Hacivat’la Karagöz, toplumun sağlığı için çalışan Sağlık bakanımız Fahrettin Koca’yı ziyaret etmek için yola çıktılar. Az önce haberlerde, Sağlık Bakanı önemli açıklamalarda bulundu. “Konuşmasında yerli aşı ile ilgili müjdeyi açıklayan Bakan Koca, "Yerli aşımız TURKOVAC acil kullanım onayı aşamasına geldi. Aşımız bugün ikinci tesiste daha seri üretilecek altyapıya ulaştı. Onay alması halinde Ekim ayında seri üretime geçeceğiz" ifadelerini” Radyo da duyunca sevinç içinde tebrik etmek için yola çıktılar.

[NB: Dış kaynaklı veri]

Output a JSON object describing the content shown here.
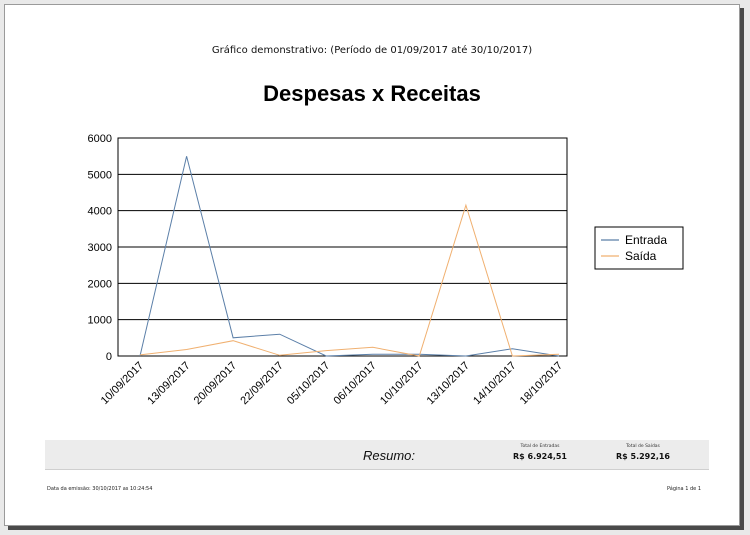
{
  "report": {
    "subtitle": "Gráfico demonstrativo: (Período de 01/09/2017 até 30/10/2017)",
    "title": "Despesas x Receitas"
  },
  "summary": {
    "label": "Resumo:",
    "entradas_label": "Total de Entradas",
    "entradas_value": "R$ 6.924,51",
    "saidas_label": "Total de Saídas",
    "saidas_value": "R$ 5.292,16"
  },
  "footer": {
    "emission": "Data da emissão: 30/10/2017 as 10:24:54",
    "page": "Página 1 de 1"
  },
  "chart_data": {
    "type": "line",
    "categories": [
      "10/09/2017",
      "13/09/2017",
      "20/09/2017",
      "22/09/2017",
      "05/10/2017",
      "06/10/2017",
      "10/10/2017",
      "13/10/2017",
      "14/10/2017",
      "18/10/2017"
    ],
    "ylim": [
      0,
      6000
    ],
    "yticks": [
      0,
      1000,
      2000,
      3000,
      4000,
      5000,
      6000
    ],
    "grid": true,
    "legend_position": "right",
    "series": [
      {
        "name": "Entrada",
        "color": "#5b7fa8",
        "values": [
          0,
          5500,
          500,
          600,
          0,
          50,
          50,
          0,
          200,
          0
        ]
      },
      {
        "name": "Saída",
        "color": "#f0b070",
        "values": [
          30,
          180,
          420,
          20,
          150,
          240,
          0,
          4150,
          0,
          50
        ]
      }
    ]
  }
}
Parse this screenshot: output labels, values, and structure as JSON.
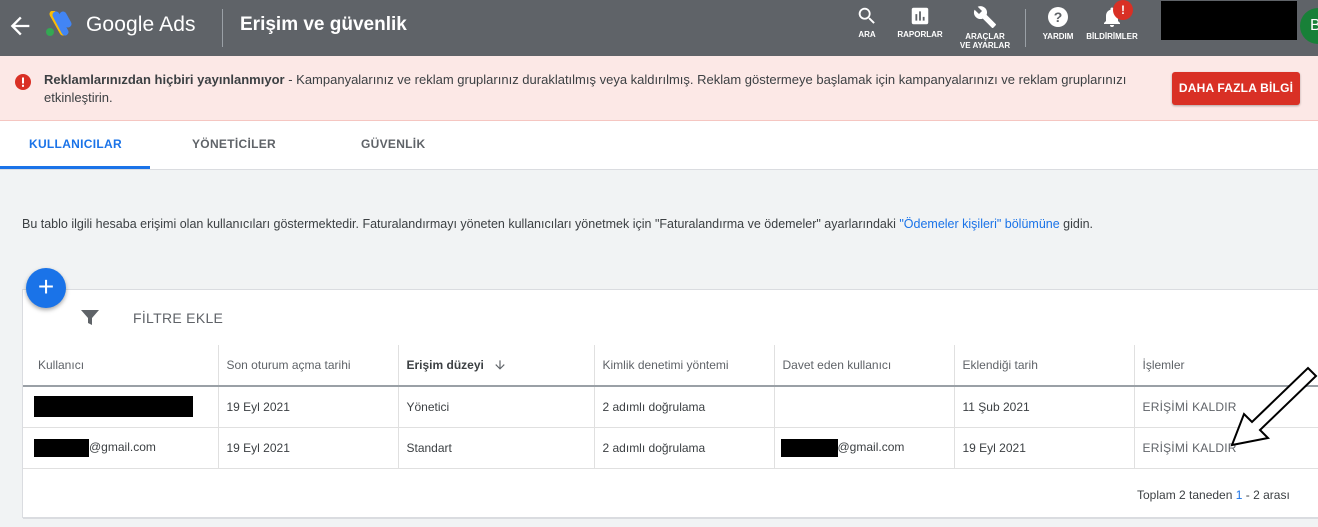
{
  "header": {
    "brand": "Google Ads",
    "page_title": "Erişim ve güvenlik",
    "tools": [
      {
        "icon": "search-icon",
        "label": "ARA"
      },
      {
        "icon": "bar-chart-icon",
        "label": "RAPORLAR"
      },
      {
        "icon": "wrench-icon",
        "label_line1": "ARAÇLAR",
        "label_line2": "VE AYARLAR"
      },
      {
        "icon": "help-icon",
        "label": "YARDIM"
      },
      {
        "icon": "bell-icon",
        "label": "BİLDİRİMLER"
      }
    ],
    "notification_badge": "!",
    "avatar_letter": "B"
  },
  "banner": {
    "title": "Reklamlarınızdan hiçbiri yayınlanmıyor",
    "message": " - Kampanyalarınız ve reklam gruplarınız duraklatılmış veya kaldırılmış. Reklam göstermeye başlamak için kampanyalarınızı ve reklam gruplarınızı etkinleştirin.",
    "button": "DAHA FAZLA BİLGİ"
  },
  "tabs": [
    "KULLANICILAR",
    "YÖNETİCİLER",
    "GÜVENLİK"
  ],
  "description": {
    "before": "Bu tablo ilgili hesaba erişimi olan kullanıcıları göstermektedir. Faturalandırmayı yöneten kullanıcıları yönetmek için \"Faturalandırma ve ödemeler\" ayarlarındaki ",
    "link": "\"Ödemeler kişileri\" bölümüne",
    "after": " gidin."
  },
  "toolbar": {
    "add_symbol": "+",
    "filter_label": "FİLTRE EKLE"
  },
  "table": {
    "columns": [
      "Kullanıcı",
      "Son oturum açma tarihi",
      "Erişim düzeyi",
      "Kimlik denetimi yöntemi",
      "Davet eden kullanıcı",
      "Eklendiği tarih",
      "İşlemler"
    ],
    "rows": [
      {
        "user_suffix": "",
        "last_login": "19 Eyl 2021",
        "access": "Yönetici",
        "auth": "2 adımlı doğrulama",
        "inviter_suffix": "",
        "added": "11 Şub 2021",
        "action": "ERİŞİMİ KALDIR"
      },
      {
        "user_suffix": "@gmail.com",
        "last_login": "19 Eyl 2021",
        "access": "Standart",
        "auth": "2 adımlı doğrulama",
        "inviter_suffix": "@gmail.com",
        "added": "19 Eyl 2021",
        "action": "ERİŞİMİ KALDIR"
      }
    ]
  },
  "pagination": {
    "prefix": "Toplam 2 taneden ",
    "start": "1",
    "middle": " - ",
    "end": "2",
    "suffix": " arası"
  },
  "colors": {
    "topbar": "#5f6368",
    "accent": "#1a73e8",
    "banner_bg": "#fce8e6",
    "error": "#d93025"
  }
}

Hacivat

-Karagözüm görüyor musun gece gündüz çalışanlarımız varken, hala bunu görmezden gelen insanlarımızın olması beni çok üzüyor.

 

-Demek ki başarı yüksek olunca, alçaktan uçanlarda o kadar çok oluyor.

-Karagözüm insan bu kadar mı değer ve itibar kaybetmek için uğraşır?

-Uğraşır Hacivat’ım, uğraşır.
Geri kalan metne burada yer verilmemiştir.